Although he enjoyed research and teaching, his passion for caring for patients drew him back into patient care.
In 1988, Harvey was appointed director of interventional cardiology at Oklahoma Memorial Hospital and in 1991 he joined the Heart Group of Oklahoma as an interventional and clinical cardiologist. In 1998, he became one of the founding members of Oklahoma Cardiovascular Associates. It was this group of physicians who partnered with Mercy Health Center to build the Oklahoma Heart Hospital.
As a physician/scientist, James' career has many facets. While part of her time is spent seeing patients, another part is spent directing a research group. She also teaches and mentors students and serves as an administrator for 160 individuals. Although it is challenging to find a way to wear all those hats and still find balance in her life, James says it is highly rewarding to help train and inspire the next generation of physicians and scientists in Oklahoma.

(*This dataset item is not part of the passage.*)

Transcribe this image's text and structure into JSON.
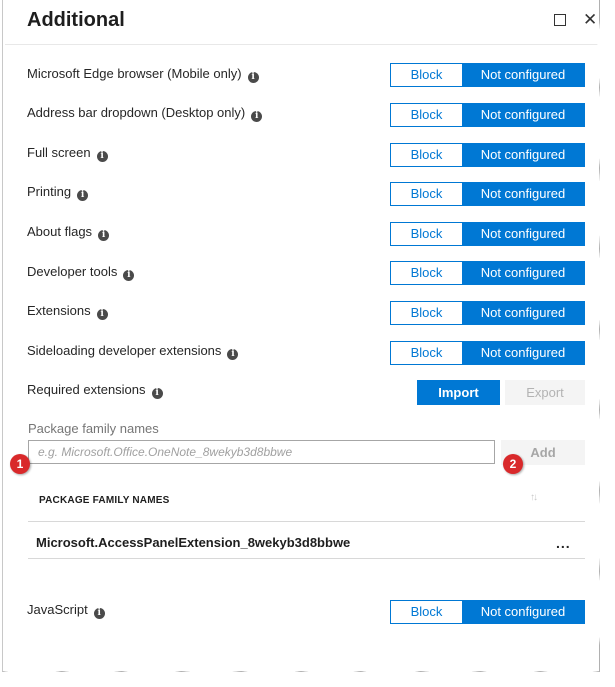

James discovered her definition of success while she was in a chapel service at OBU. The chapel speaker encouraged students that day to find their God-given calling and pursue it passionately and relentlessly, regardless of the obstacles. And that is exactly what James has done.
A native of Pond Creek, Okla., James said she knew from a very young age that she was called to be a physician. She had considered and applied to several colleges but when an OBU faculty member came to speak at First Baptist Church of Pond Creek for OBU Day in the Churches she found out about scholarship opportunities and decided to visit campus. Once she stepped foot on Bison Hill, she knew she wanted to attend. The scholarships she received made an OBU education a reality.
As an OBU student, James applied twice for the Oklahoma Medical Research Foundation Sir Alexander Fleming scholar program. "I was turned down the first two times because I lacked research experience, but Jim Hurley wouldn't let me give up," she said. After finding an Oklahoma State University researcher who allowed her to help with an investigation into possible health benefits of tarantula toxin, she became an expert at milking tarantulas, and she highlighted the experience on her next Fleming application. It was enough to persuade the selection committee, and it was the beginning of her career as a biomedical researcher.
James graduated from OBU summa cum laude with honors in 1989 with a degree in chemistry. She received a medical doctorate and a doctorate of philosophy in immunology with honors from the University of Oklahoma Health Sciences Center.
Her work has primarily included the study of the immune system and autoimmune diseases. She has won numerous awards including the Presidential Early Career Award for Scientists and Engineers in 2000 and the Gaylord Prize for Scientific Achievement in 2004 and again in 2011. Her work has included discoveries in the progression of lupus, a disease that affects millions of people worldwide. Her lab conducts research to try to understand other autoimmune diseases as well as responses to vaccinations.
James lives in Edmond, Okla., and attends Quail Springs Baptist Church, with her husband, Glen Wood, a teacher in Edmond Public Schools, and their 14-year-old daughter, Rebecca Wood.